O Ministro da Defesa, Cristóvão Chume, reage prontamente: nega a acusação, identifica erros factuais e anuncia abertura de investigação nacional.
A narrativa perde força.
Março 2025
TotalEnergies comunica que cooperará com a investigação da Procuradoria-Geral da República sobre os acontecimentos de 2021.
7 de Novembro de 2025
A TotalEnergies levanta oficialmente a força maior, comunicando por carta ao Governo moçambicano.
O movimento anuncia a retoma do megaprojecto LNG.
17 de Novembro de 2025
A ONG alemã ECCHR apresenta em Paris uma queixa criminal contra a TotalEnergies por “cumplicidade em crimes de guerra”, baseada quase na totalidade no artigo do POLITICO de 2024. Não apresenta trabalho de campo. Não fornece provas novas e não consulta autoridades moçambicanas.
18 de Novembro de 2025
O Conselho de Ministros aprova um decreto que reabre formalmente espaço para o regresso da TotalEnergies à actividade no terreno, após quatro anos de suspensão.
20–21 de Novembro de 2025
A imprensa europeia e plataformas activistas amplificam a acusação, apresentando-a como facto novo.

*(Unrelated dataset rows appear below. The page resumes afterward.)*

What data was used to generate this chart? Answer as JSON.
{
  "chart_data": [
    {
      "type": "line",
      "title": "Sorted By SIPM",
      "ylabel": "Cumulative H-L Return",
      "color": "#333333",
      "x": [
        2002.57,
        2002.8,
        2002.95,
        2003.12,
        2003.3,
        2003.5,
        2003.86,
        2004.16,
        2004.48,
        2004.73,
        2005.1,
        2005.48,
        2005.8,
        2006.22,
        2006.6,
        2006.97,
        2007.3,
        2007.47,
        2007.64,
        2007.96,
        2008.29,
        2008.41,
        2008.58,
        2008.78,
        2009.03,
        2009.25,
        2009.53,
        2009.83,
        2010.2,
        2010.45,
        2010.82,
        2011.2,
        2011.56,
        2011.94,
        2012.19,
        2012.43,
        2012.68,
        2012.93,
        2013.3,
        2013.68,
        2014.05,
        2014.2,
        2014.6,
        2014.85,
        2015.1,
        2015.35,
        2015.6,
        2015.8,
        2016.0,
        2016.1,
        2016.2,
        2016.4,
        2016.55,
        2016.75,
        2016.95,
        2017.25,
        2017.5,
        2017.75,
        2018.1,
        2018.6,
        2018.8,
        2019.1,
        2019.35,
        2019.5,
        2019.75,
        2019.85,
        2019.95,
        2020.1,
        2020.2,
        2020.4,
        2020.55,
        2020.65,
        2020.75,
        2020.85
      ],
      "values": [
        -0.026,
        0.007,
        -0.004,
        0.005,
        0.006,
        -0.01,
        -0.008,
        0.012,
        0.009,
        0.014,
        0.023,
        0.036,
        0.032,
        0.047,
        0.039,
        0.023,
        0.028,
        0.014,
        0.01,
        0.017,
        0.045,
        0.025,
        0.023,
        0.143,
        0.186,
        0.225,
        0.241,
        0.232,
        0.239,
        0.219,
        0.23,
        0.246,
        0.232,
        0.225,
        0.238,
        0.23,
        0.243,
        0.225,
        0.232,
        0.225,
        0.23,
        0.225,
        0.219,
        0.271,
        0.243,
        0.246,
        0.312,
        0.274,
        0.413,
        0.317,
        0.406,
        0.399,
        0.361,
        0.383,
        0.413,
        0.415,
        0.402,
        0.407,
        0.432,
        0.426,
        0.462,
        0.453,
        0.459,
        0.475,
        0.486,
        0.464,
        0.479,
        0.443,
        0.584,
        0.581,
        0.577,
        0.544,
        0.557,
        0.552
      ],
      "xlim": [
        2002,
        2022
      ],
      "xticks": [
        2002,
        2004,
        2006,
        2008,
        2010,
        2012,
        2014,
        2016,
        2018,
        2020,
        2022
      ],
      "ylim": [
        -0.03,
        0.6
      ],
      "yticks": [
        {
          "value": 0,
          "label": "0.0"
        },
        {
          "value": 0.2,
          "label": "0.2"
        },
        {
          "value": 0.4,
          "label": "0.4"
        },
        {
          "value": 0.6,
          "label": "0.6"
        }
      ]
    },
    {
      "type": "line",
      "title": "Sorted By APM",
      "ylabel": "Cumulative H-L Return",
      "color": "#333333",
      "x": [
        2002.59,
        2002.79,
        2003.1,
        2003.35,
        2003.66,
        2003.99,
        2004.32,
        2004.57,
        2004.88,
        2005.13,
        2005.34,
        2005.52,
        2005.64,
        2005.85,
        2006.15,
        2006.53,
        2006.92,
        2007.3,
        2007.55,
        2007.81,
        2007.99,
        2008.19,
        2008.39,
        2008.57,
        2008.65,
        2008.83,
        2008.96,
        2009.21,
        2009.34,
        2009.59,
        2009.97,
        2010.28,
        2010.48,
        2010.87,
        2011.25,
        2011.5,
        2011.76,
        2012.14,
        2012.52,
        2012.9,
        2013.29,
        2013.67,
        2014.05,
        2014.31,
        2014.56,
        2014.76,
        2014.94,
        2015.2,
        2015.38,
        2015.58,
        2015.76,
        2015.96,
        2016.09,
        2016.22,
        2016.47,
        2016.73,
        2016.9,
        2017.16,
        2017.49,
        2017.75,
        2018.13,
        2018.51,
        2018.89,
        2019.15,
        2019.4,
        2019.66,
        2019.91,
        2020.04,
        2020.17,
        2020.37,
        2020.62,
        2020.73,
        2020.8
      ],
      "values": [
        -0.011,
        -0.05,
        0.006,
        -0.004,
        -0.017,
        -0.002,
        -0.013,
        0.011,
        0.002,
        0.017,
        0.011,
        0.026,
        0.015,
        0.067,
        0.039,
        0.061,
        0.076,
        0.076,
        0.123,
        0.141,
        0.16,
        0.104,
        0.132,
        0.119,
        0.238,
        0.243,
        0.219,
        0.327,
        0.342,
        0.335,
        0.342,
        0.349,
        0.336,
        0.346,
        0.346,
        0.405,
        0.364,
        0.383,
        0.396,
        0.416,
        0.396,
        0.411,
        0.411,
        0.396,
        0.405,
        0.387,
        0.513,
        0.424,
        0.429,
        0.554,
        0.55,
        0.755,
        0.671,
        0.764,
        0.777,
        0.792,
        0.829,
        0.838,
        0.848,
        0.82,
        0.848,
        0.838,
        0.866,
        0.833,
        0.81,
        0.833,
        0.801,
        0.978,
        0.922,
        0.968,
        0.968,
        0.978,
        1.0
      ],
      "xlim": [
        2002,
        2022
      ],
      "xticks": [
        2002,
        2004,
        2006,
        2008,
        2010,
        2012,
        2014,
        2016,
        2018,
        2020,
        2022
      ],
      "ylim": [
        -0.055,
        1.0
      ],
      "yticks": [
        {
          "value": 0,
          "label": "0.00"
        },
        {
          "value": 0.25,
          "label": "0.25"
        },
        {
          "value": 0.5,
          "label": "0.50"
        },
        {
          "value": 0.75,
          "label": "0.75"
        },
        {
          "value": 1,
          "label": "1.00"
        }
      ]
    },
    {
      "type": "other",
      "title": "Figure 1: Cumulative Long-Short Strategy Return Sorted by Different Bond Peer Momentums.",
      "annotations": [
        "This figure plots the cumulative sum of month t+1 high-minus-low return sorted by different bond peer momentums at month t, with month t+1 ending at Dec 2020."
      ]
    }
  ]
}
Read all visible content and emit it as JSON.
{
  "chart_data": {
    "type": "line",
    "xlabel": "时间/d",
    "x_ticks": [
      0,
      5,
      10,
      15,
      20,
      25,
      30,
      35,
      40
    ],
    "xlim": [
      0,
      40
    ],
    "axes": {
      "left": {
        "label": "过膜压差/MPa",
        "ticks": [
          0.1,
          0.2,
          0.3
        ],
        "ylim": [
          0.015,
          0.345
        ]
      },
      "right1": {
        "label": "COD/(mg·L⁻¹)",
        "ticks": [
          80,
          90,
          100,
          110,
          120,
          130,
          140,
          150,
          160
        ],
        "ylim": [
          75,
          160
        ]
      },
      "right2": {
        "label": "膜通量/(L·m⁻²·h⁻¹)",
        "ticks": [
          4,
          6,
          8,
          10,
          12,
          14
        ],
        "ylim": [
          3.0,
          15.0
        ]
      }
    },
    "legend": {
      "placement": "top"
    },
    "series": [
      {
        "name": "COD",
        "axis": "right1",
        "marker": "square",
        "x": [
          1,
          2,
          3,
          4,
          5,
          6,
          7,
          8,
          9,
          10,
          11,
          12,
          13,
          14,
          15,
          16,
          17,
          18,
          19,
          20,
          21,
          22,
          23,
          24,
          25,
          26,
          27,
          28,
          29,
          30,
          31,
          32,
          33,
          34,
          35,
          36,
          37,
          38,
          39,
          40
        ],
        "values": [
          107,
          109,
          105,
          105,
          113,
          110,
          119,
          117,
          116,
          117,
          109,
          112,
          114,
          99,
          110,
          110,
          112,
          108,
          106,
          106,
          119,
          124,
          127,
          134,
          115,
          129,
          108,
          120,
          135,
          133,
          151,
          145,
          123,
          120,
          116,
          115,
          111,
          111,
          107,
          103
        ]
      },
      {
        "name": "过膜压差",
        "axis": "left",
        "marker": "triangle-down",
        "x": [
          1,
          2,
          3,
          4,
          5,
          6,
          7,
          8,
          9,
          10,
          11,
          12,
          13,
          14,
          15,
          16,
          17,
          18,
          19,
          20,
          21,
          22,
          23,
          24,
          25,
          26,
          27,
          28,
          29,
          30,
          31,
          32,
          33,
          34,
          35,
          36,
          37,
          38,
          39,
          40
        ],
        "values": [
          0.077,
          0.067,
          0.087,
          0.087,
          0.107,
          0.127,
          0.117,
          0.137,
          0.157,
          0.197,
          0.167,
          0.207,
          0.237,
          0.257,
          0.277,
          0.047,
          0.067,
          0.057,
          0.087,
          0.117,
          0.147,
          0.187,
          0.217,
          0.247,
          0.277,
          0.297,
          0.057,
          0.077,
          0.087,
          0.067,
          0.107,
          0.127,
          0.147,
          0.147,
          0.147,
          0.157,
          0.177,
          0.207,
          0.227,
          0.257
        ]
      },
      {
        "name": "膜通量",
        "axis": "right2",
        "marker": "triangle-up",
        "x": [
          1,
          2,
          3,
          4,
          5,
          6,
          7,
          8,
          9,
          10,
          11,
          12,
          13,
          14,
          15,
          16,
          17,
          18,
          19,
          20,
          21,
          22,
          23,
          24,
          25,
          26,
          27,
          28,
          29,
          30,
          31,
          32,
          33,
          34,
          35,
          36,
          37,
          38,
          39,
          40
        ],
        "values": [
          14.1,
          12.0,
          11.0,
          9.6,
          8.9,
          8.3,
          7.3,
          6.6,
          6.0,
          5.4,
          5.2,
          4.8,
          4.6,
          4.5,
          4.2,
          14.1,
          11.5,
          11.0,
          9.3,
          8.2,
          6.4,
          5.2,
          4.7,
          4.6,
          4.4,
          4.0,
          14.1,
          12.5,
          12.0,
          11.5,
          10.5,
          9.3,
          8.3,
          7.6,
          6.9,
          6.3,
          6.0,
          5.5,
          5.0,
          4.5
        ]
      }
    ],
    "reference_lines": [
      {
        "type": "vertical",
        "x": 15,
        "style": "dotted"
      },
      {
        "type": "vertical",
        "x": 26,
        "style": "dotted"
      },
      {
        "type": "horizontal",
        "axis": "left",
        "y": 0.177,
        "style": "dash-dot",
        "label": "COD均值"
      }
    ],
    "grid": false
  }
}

Vários meios omitem o desmentido oficial feito por Moçambique em Setembro de 2024.
Conferência de imprensa do Governo (20/11)
O porta-voz do Conselho de Ministros, Inocêncio Impissa, reage afirmando que:
• a informação “é nova”;
• o Governo necessita de “dados muito concretos”;
• Moçambique irá “monitorizar”.
A resposta (feita sem acesso ao histórico completo) é interpretada como hesitação, apesar de a acusação já ter sido formalmente rejeitada no ano anterior.
Situação em 21 de Novembro de 2025
A narrativa reciclada encontra grande difusão internacional;
Moçambique enfrenta pressão reputacional e risco de erosão da sua posição negocial;
A TotalEnergies reafirma cooperação com investigações;
A PGR mantém inquérito aberto;
O Estado moçambicano ainda não produziu resposta política consolidada sobre o ressurgimento da acusação.
Em suma: Até 21 de Novembro de 2025, o que existe é uma sequência inequívoca:
uma alegação refutada em 2024,
ressuscitada por actores europeus logo após o retorno da TotalEnergies,
amplificada sem verificação,e comentada pelo Governo moçambicano como se fosse inédita, deixando uma brecha narrativa num momento de alta sensibilidade estratégica para o país.